彼女は編集を非常に理解しているので、緒に仕事をするのはとても楽しいです。彼女はとても親しみやすく、テキストメッセージを送っても必ず返信してくれます。驚くべきことは、彼女がどれほど有名になってもほとんど変わらないことです。これはアーティストにとっては非常にまれです。私は30年近くミュージック・ビデオを作り続けていますが、彼女ほど批判を受けているアーティストは見たことがありません。彼女は本当にいい人です。

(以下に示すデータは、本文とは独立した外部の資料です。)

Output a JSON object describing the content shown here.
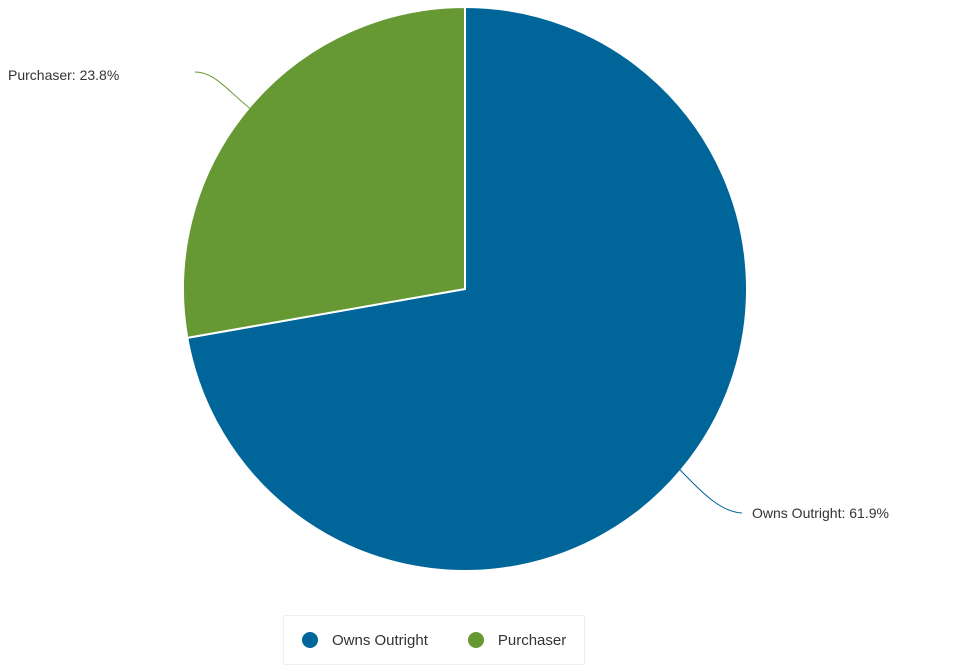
{
  "chart_data": {
    "type": "pie",
    "slices": [
      {
        "name": "Owns Outright",
        "label": "Owns Outright: 61.9%",
        "value": 61.9,
        "color": "#006699"
      },
      {
        "name": "Purchaser",
        "label": "Purchaser: 23.8%",
        "value": 23.8,
        "color": "#669933"
      }
    ],
    "legend_position": "bottom"
  },
  "legend": {
    "items": [
      {
        "label": "Owns Outright",
        "color": "#006699"
      },
      {
        "label": "Purchaser",
        "color": "#669933"
      }
    ]
  }
}
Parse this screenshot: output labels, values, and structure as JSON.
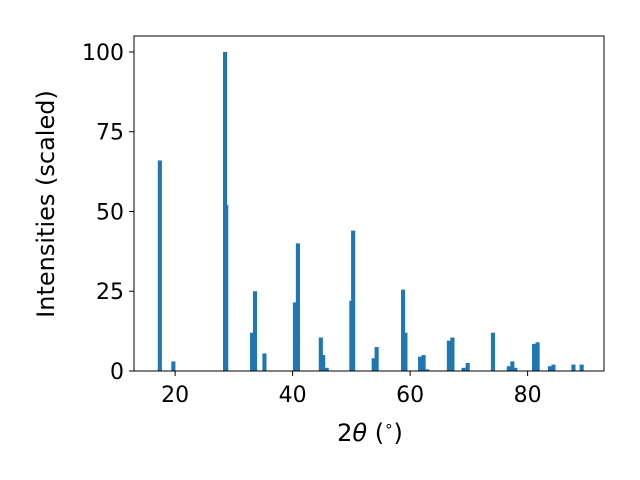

なぜメディアは、いつも女性ばかりターゲットにするのでしょうか。ブリトニー、マドンナ、マライアなど、女性がある程度成功を収めると、メディアは彼女達が病院に行かなければならないほど苦しめ、追い込んでいくのです。そして、カムバックストーリーを仕立て「ああ、ブリトニーが帰ってきた!」とお祝いするフリをして、また金儲けをしようとする。男性にはそんなことはしないのに。
テイラーは、そのような事態に自分が陥らないようにと、常に正気を保ち、誠実さを忘れないという姿勢を貫いてます。僕も何年にもわたってメディアに批判されてきたけど、そんな風にしようと思えるまで随分時間がかかりました。僕は45歳で、彼女はまだ27歳なのに、そうゆう姿勢を長年貫いているのは本当に凄いです。